Княжна Марья старалась уловить опять чей-нибудь взгляд из толпы, но ни один взгляд не был устремлен на нее; глаза очевидно избегали ее. Ей стало странно и неловко.

— Вишь, научила ловко, за ней в крепость поди! Дома разори, да в кабалу и ступай. Как же? Я хлеб, мол, отдам! — слышались голоса в толпе.

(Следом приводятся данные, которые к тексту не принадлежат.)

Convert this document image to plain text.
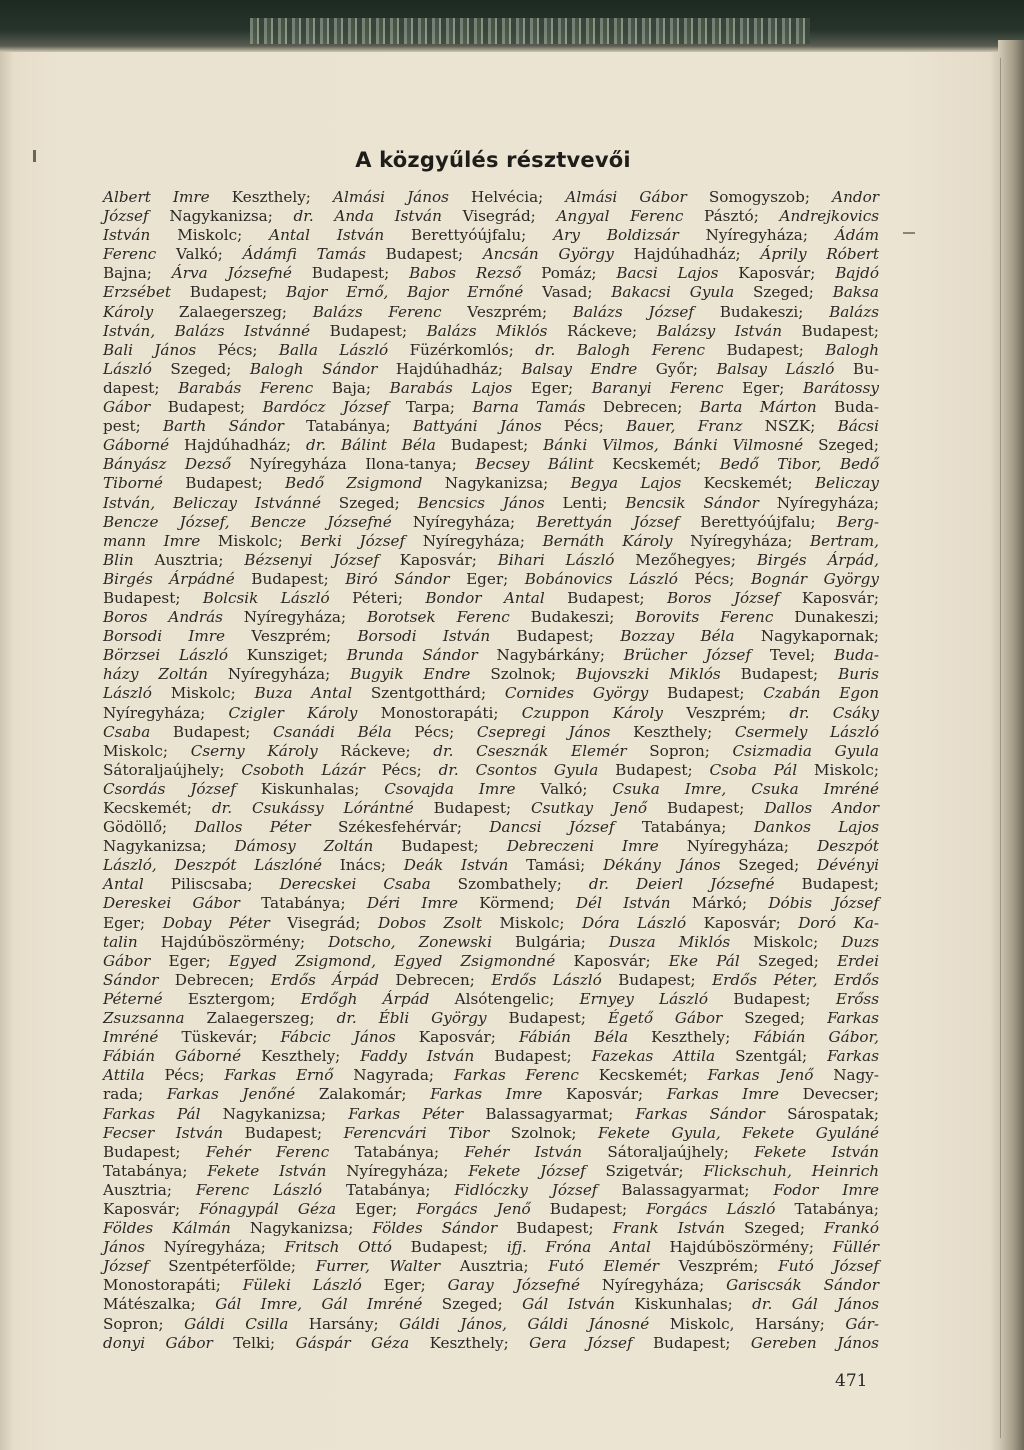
A közgyűlés résztvevői
Albert Imre Keszthely; Almási János Helvécia; Almási Gábor Somogyszob; Andor
József Nagykanizsa; dr. Anda István Visegrád; Angyal Ferenc Pásztó; Andrejkovics
István Miskolc; Antal István Berettyóújfalu; Ary Boldizsár Nyíregyháza; Ádám
Ferenc Valkó; Ádámfi Tamás Budapest; Ancsán György Hajdúhadház; Áprily Róbert
Bajna; Árva Józsefné Budapest; Babos Rezső Pomáz; Bacsi Lajos Kaposvár; Bajdó
Erzsébet Budapest; Bajor Ernő, Bajor Ernőné Vasad; Bakacsi Gyula Szeged; Baksa
Károly Zalaegerszeg; Balázs Ferenc Veszprém; Balázs József Budakeszi; Balázs
István, Balázs Istvánné Budapest; Balázs Miklós Ráckeve; Balázsy István Budapest;
Bali János Pécs; Balla László Füzérkomlós; dr. Balogh Ferenc Budapest; Balogh
László Szeged; Balogh Sándor Hajdúhadház; Balsay Endre Győr; Balsay László Bu-
dapest; Barabás Ferenc Baja; Barabás Lajos Eger; Baranyi Ferenc Eger; Barátossy
Gábor Budapest; Bardócz József Tarpa; Barna Tamás Debrecen; Barta Márton Buda-
pest; Barth Sándor Tatabánya; Battyáni János Pécs; Bauer, Franz NSZK; Bácsi
Gáborné Hajdúhadház; dr. Bálint Béla Budapest; Bánki Vilmos, Bánki Vilmosné Szeged;
Bányász Dezső Nyíregyháza Ilona-tanya; Becsey Bálint Kecskemét; Bedő Tibor, Bedő
Tiborné Budapest; Bedő Zsigmond Nagykanizsa; Begya Lajos Kecskemét; Beliczay
István, Beliczay Istvánné Szeged; Bencsics János Lenti; Bencsik Sándor Nyíregyháza;
Bencze József, Bencze Józsefné Nyíregyháza; Berettyán József Berettyóújfalu; Berg-
mann Imre Miskolc; Berki József Nyíregyháza; Bernáth Károly Nyíregyháza; Bertram,
Blin Ausztria; Bézsenyi József Kaposvár; Bihari László Mezőhegyes; Birgés Árpád,
Birgés Árpádné Budapest; Biró Sándor Eger; Bobánovics László Pécs; Bognár György
Budapest; Bolcsik László Péteri; Bondor Antal Budapest; Boros József Kaposvár;
Boros András Nyíregyháza; Borotsek Ferenc Budakeszi; Borovits Ferenc Dunakeszi;
Borsodi Imre Veszprém; Borsodi István Budapest; Bozzay Béla Nagykapornak;
Börzsei László Kunsziget; Brunda Sándor Nagybárkány; Brücher József Tevel; Buda-
házy Zoltán Nyíregyháza; Bugyik Endre Szolnok; Bujovszki Miklós Budapest; Buris
László Miskolc; Buza Antal Szentgotthárd; Cornides György Budapest; Czabán Egon
Nyíregyháza; Czigler Károly Monostorapáti; Czuppon Károly Veszprém; dr. Csáky
Csaba Budapest; Csanádi Béla Pécs; Csepregi János Keszthely; Csermely László
Miskolc; Cserny Károly Ráckeve; dr. Csesznák Elemér Sopron; Csizmadia Gyula
Sátoraljaújhely; Csoboth Lázár Pécs; dr. Csontos Gyula Budapest; Csoba Pál Miskolc;
Csordás József Kiskunhalas; Csovajda Imre Valkó; Csuka Imre, Csuka Imréné
Kecskemét; dr. Csukássy Lórántné Budapest; Csutkay Jenő Budapest; Dallos Andor
Gödöllő; Dallos Péter Székesfehérvár; Dancsi József Tatabánya; Dankos Lajos
Nagykanizsa; Dámosy Zoltán Budapest; Debreczeni Imre Nyíregyháza; Deszpót
László, Deszpót Lászlóné Inács; Deák István Tamási; Dékány János Szeged; Dévényi
Antal Piliscsaba; Derecskei Csaba Szombathely; dr. Deierl Józsefné Budapest;
Dereskei Gábor Tatabánya; Déri Imre Körmend; Dél István Márkó; Dóbis József
Eger; Dobay Péter Visegrád; Dobos Zsolt Miskolc; Dóra László Kaposvár; Doró Ka-
talin Hajdúböszörmény; Dotscho, Zonewski Bulgária; Dusza Miklós Miskolc; Duzs
Gábor Eger; Egyed Zsigmond, Egyed Zsigmondné Kaposvár; Eke Pál Szeged; Erdei
Sándor Debrecen; Erdős Árpád Debrecen; Erdős László Budapest; Erdős Péter, Erdős
Péterné Esztergom; Erdőgh Árpád Alsótengelic; Ernyey László Budapest; Erőss
Zsuzsanna Zalaegerszeg; dr. Ébli György Budapest; Égető Gábor Szeged; Farkas
Imréné Tüskevár; Fábcic János Kaposvár; Fábián Béla Keszthely; Fábián Gábor,
Fábián Gáborné Keszthely; Faddy István Budapest; Fazekas Attila Szentgál; Farkas
Attila Pécs; Farkas Ernő Nagyrada; Farkas Ferenc Kecskemét; Farkas Jenő Nagy-
rada; Farkas Jenőné Zalakomár; Farkas Imre Kaposvár; Farkas Imre Devecser;
Farkas Pál Nagykanizsa; Farkas Péter Balassagyarmat; Farkas Sándor Sárospatak;
Fecser István Budapest; Ferencvári Tibor Szolnok; Fekete Gyula, Fekete Gyuláné
Budapest; Fehér Ferenc Tatabánya; Fehér István Sátoraljaújhely; Fekete István
Tatabánya; Fekete István Nyíregyháza; Fekete József Szigetvár; Flickschuh, Heinrich
Ausztria; Ferenc László Tatabánya; Fidlóczky József Balassagyarmat; Fodor Imre
Kaposvár; Fónagypál Géza Eger; Forgács Jenő Budapest; Forgács László Tatabánya;
Földes Kálmán Nagykanizsa; Földes Sándor Budapest; Frank István Szeged; Frankó
János Nyíregyháza; Fritsch Ottó Budapest; ifj. Fróna Antal Hajdúböszörmény; Füllér
József Szentpéterfölde; Furrer, Walter Ausztria; Futó Elemér Veszprém; Futó József
Monostorapáti; Füleki László Eger; Garay Józsefné Nyíregyháza; Gariscsák Sándor
Mátészalka; Gál Imre, Gál Imréné Szeged; Gál István Kiskunhalas; dr. Gál János
Sopron; Gáldi Csilla Harsány; Gáldi János, Gáldi Jánosné Miskolc, Harsány; Gár-
donyi Gábor Telki; Gáspár Géza Keszthely; Gera József Budapest; Gereben János
471
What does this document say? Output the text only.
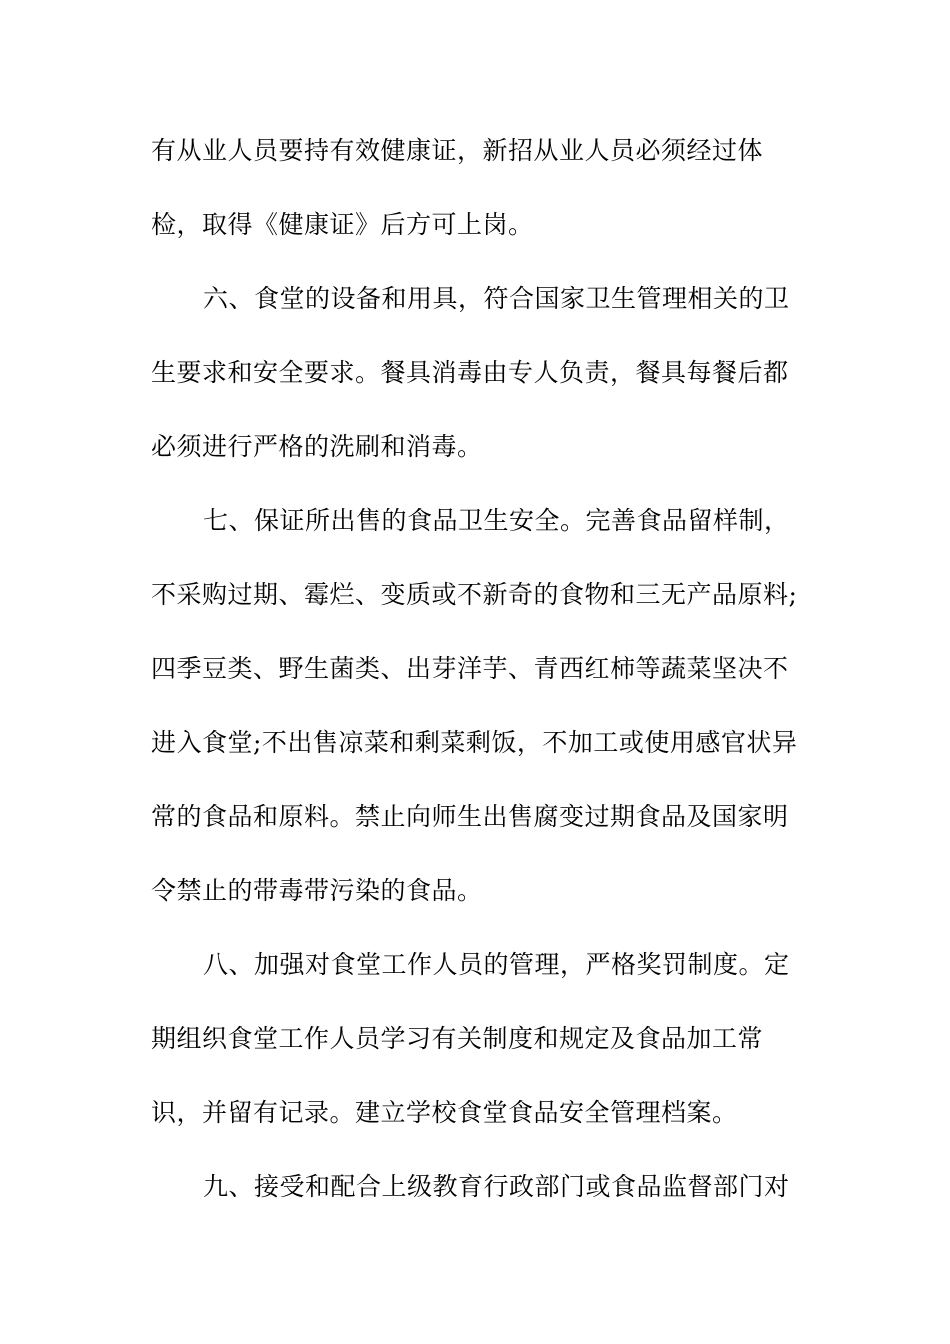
有从业人员要持有效健康证，新招从业人员必须经过体
检，取得《健康证》后方可上岗。
六、食堂的设备和用具，符合国家卫生管理相关的卫
生要求和安全要求。餐具消毒由专人负责，餐具每餐后都
必须进行严格的洗刷和消毒。
七、保证所出售的食品卫生安全。完善食品留样制，
不采购过期、霉烂、变质或不新奇的食物和三无产品原料;
四季豆类、野生菌类、出芽洋芋、青西红柿等蔬菜坚决不
进入食堂;不出售凉菜和剩菜剩饭，不加工或使用感官状异
常的食品和原料。禁止向师生出售腐变过期食品及国家明
令禁止的带毒带污染的食品。
八、加强对食堂工作人员的管理，严格奖罚制度。定
期组织食堂工作人员学习有关制度和规定及食品加工常
识，并留有记录。建立学校食堂食品安全管理档案。
九、接受和配合上级教育行政部门或食品监督部门对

Княжна Марья, опустив голову, вышла из круга и пошла в дом. Повторив Дрону приказание о том, чтобы завтра были лошади для отъезда, она ушла в свою комнату и осталась одна с своими мыслями.

XII.

Долго эту ночь княжна Марья сидела у открытого окна в своей комнате, прислушиваясь к звукам говора мужиков, доносившегося с деревни, но она не думала о них. Она чувствовала, что, сколько бы она ни думала о них, она не могла бы понять их. Она думала всё об одном — о своем горе, которое теперь, после перерыва, произведенного заботами о настоящем, уже сделалось для нее прошедшим. Она теперь уже могла вспоминать, могла плакать и могла молиться. С заходом солнца ветер затих. Ночь была тихая и свежая. В 12-м часу голоса стали затихать, пропел петух, из-за лип стала выходить полная луна, поднялся свежий, белый туман-роса, и над деревней и над домом воцарилась тишина.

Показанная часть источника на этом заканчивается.